Yorkton Council passed the City's 2015 budget Monday, and it is a document which will mean a significant tax increase to local taxpayers.
The six per cent hike based on the combined impact of both Operating and Capital Budgets is certainly the highest in years for the city.
The combined six per cent tax increase means "An average home in Yorkton is currently assessed at $200,000 and a 6.0 per cent tax increase equates to $85.00/year," said City Manager Lonnie Kaal at Monday's meeting.
There are good reasons for the increase; the need to address aging infrastructure, and the costs associated with a growing city.
But there is a question which the factors leading to the increase in need for spending bring to the forefront; when will those demands stabilize?
Councillor Les Arnelien said Monday at Council he hoped the 2016 Budget would get back to more reasonable tax increases, in the three per cent range.
That hope seems rather unlikely given that each Budget must first deal with the cost of inflation hikes, which are likely to push costs up a couple of per cent a year.
Then there is the need for infrastructure renewal.
Yorkton has doubled the amount of funds dedicated to capital in the last seven years, but that does not mean it is near catching up with the needs in the city.
As an example, Yorkton Council has started work toward completely redoing Broadway Street, the underground sewer, storm and water lines, and repaving the surface. The project has a likely price tag of some $40 million.
The City is hoping the provincial and federal governments each come to the table with one-third financing, but at least federally the pool for municipal renewal projects is limited when one considers every municipality in Canada has need for renewal.

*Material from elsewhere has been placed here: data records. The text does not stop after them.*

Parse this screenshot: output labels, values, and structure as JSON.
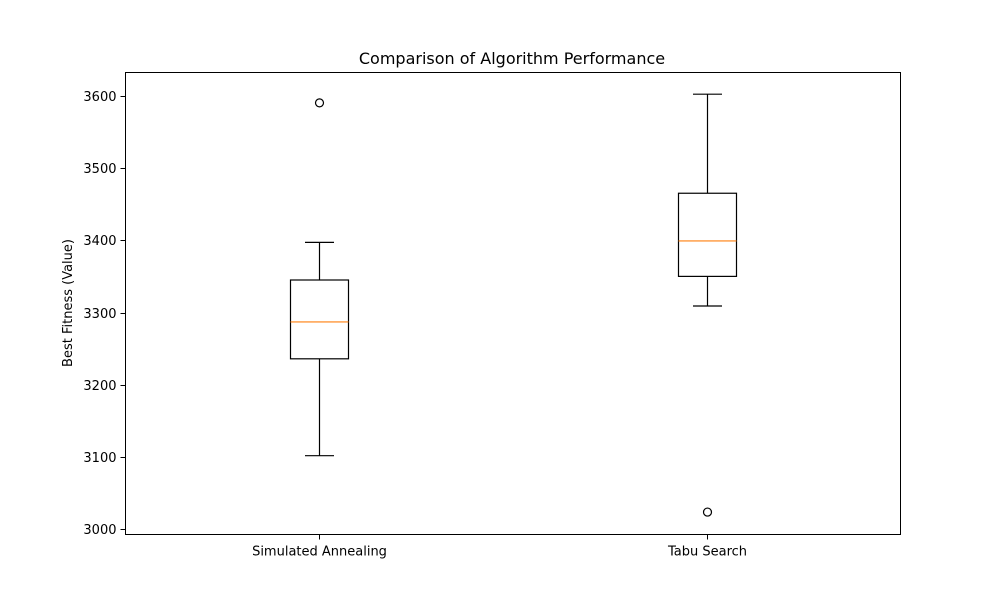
{
  "chart_data": {
    "type": "box",
    "title": "Comparison of Algorithm Performance",
    "xlabel": "",
    "ylabel": "Best Fitness (Value)",
    "ylim": [
      2993,
      3632
    ],
    "yticks": [
      3000,
      3100,
      3200,
      3300,
      3400,
      3500,
      3600
    ],
    "yticklabels": [
      "3000",
      "3100",
      "3200",
      "3300",
      "3400",
      "3500",
      "3600"
    ],
    "grid": false,
    "categories": [
      "Simulated Annealing",
      "Tabu Search"
    ],
    "boxes": [
      {
        "category": "Simulated Annealing",
        "whisker_low": 3102,
        "q1": 3236,
        "median": 3287,
        "q3": 3345,
        "whisker_high": 3397,
        "outliers": [
          3590
        ]
      },
      {
        "category": "Tabu Search",
        "whisker_low": 3309,
        "q1": 3350,
        "median": 3399,
        "q3": 3465,
        "whisker_high": 3602,
        "outliers": [
          3024
        ]
      }
    ],
    "colors": {
      "box": "#000000",
      "median": "#ff7f0e",
      "outlier": "#000000"
    }
  }
}
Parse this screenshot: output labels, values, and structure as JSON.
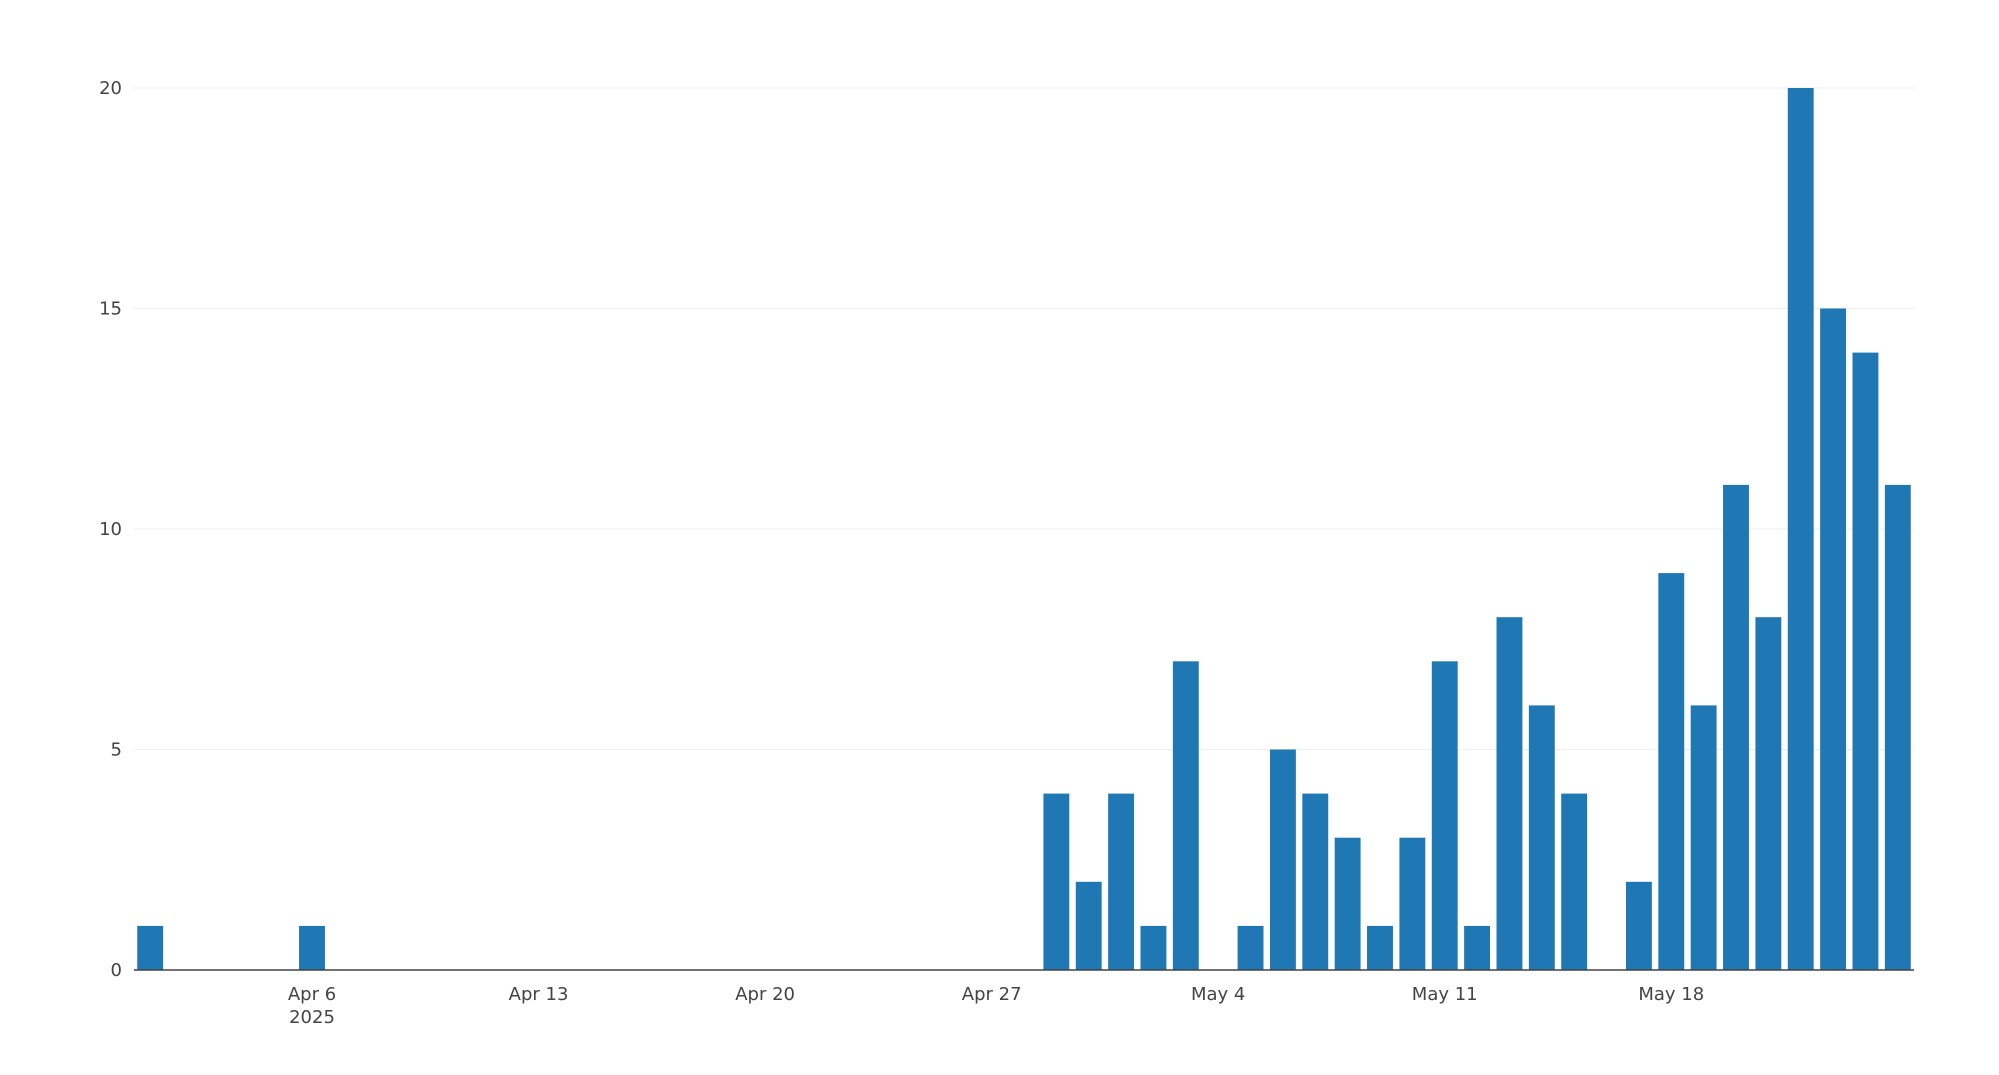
{
  "chart_data": {
    "type": "bar",
    "x": [
      "2025-04-01",
      "2025-04-06",
      "2025-04-29",
      "2025-04-30",
      "2025-05-01",
      "2025-05-02",
      "2025-05-03",
      "2025-05-05",
      "2025-05-06",
      "2025-05-07",
      "2025-05-08",
      "2025-05-09",
      "2025-05-10",
      "2025-05-11",
      "2025-05-12",
      "2025-05-13",
      "2025-05-14",
      "2025-05-15",
      "2025-05-17",
      "2025-05-18",
      "2025-05-19",
      "2025-05-20",
      "2025-05-21",
      "2025-05-22",
      "2025-05-23",
      "2025-05-24",
      "2025-05-25"
    ],
    "values": [
      1,
      1,
      4,
      2,
      4,
      1,
      7,
      1,
      5,
      4,
      3,
      1,
      3,
      7,
      1,
      8,
      6,
      4,
      2,
      9,
      6,
      11,
      8,
      20,
      15,
      14,
      11
    ],
    "xlim": [
      "2025-03-31T12:00:00",
      "2025-05-25T12:00:00"
    ],
    "ylim": [
      0,
      20
    ],
    "yticks": [
      0,
      5,
      10,
      15,
      20
    ],
    "xticks": [
      {
        "date": "2025-04-06",
        "label": "Apr 6",
        "sublabel": "2025"
      },
      {
        "date": "2025-04-13",
        "label": "Apr 13",
        "sublabel": ""
      },
      {
        "date": "2025-04-20",
        "label": "Apr 20",
        "sublabel": ""
      },
      {
        "date": "2025-04-27",
        "label": "Apr 27",
        "sublabel": ""
      },
      {
        "date": "2025-05-04",
        "label": "May 4",
        "sublabel": ""
      },
      {
        "date": "2025-05-11",
        "label": "May 11",
        "sublabel": ""
      },
      {
        "date": "2025-05-18",
        "label": "May 18",
        "sublabel": ""
      }
    ],
    "grid": true,
    "title": "",
    "xlabel": "",
    "ylabel": "",
    "colors": {
      "bar": "#1f77b4",
      "grid": "#eeeeee",
      "axis": "#444444"
    }
  }
}
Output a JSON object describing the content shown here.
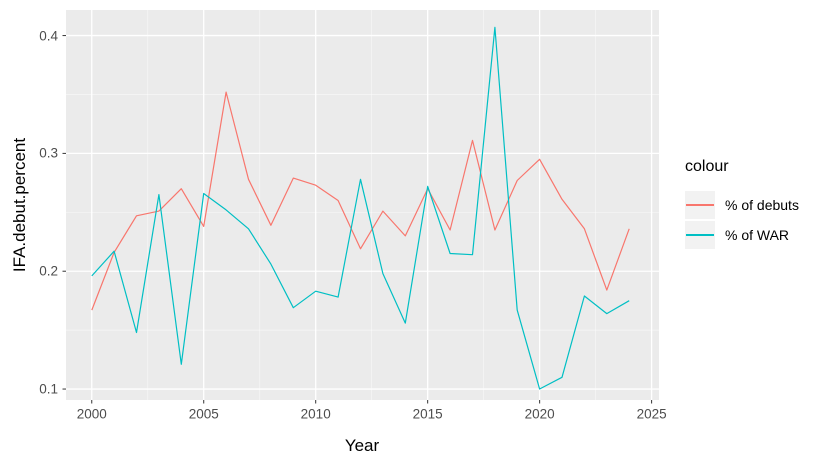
{
  "figure": {
    "background": "#ffffff"
  },
  "legend": {
    "title": "colour",
    "items": [
      {
        "label": "% of debuts",
        "color": "#F8766D"
      },
      {
        "label": "% of WAR",
        "color": "#00BFC4"
      }
    ]
  },
  "chart_data": {
    "type": "line",
    "title": "",
    "xlabel": "Year",
    "ylabel": "IFA.debut.percent",
    "legend_title": "colour",
    "legend_position": "right",
    "grid": true,
    "panel_bg": "#EBEBEB",
    "grid_color": "#FFFFFF",
    "tick_mark_color": "#333333",
    "axis_text_color": "#4d4d4d",
    "x": [
      2000,
      2001,
      2002,
      2003,
      2004,
      2005,
      2006,
      2007,
      2008,
      2009,
      2010,
      2011,
      2012,
      2013,
      2014,
      2015,
      2016,
      2017,
      2018,
      2019,
      2020,
      2021,
      2022,
      2023,
      2024
    ],
    "series": [
      {
        "name": "% of debuts",
        "color": "#F8766D",
        "values": [
          0.167,
          0.216,
          0.247,
          0.251,
          0.27,
          0.238,
          0.352,
          0.278,
          0.239,
          0.279,
          0.273,
          0.26,
          0.219,
          0.251,
          0.23,
          0.27,
          0.235,
          0.311,
          0.235,
          0.277,
          0.295,
          0.261,
          0.236,
          0.184,
          0.236
        ]
      },
      {
        "name": "% of WAR",
        "color": "#00BFC4",
        "values": [
          0.196,
          0.217,
          0.148,
          0.265,
          0.121,
          0.266,
          0.252,
          0.236,
          0.206,
          0.169,
          0.183,
          0.178,
          0.278,
          0.198,
          0.156,
          0.272,
          0.215,
          0.214,
          0.407,
          0.167,
          0.1,
          0.11,
          0.179,
          0.164,
          0.175
        ]
      }
    ],
    "x_ticks": [
      2000,
      2005,
      2010,
      2015,
      2020,
      2025
    ],
    "y_ticks": [
      0.1,
      0.2,
      0.3,
      0.4
    ],
    "x_domain": [
      1998.85,
      2025.33
    ],
    "y_domain": [
      0.0907,
      0.4217
    ]
  }
}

Broadway is only one street in Yorkton, with most of the downtown core the same age.
Then there is the aging Kinsmen Arena, the antiquated grandstand at the fairgrounds, the Farrell Agencies Arena which had little done to it in the last structure upgrade, and of course potholed pavement, and shifting sidewalks across the city.
The City is in the process of an infrastructure audit process which will ultimately show where investment is most needed, with an eye to when.
It should be anticipated the amount the Report suggests is needed will be tens-of-millions, and while we might hope for help from senior government, that help will not match need.
The result is the onus is going to fall to local government, and that will mean continued need for growing tax dollars, whether taxpayers are happy about that, or not.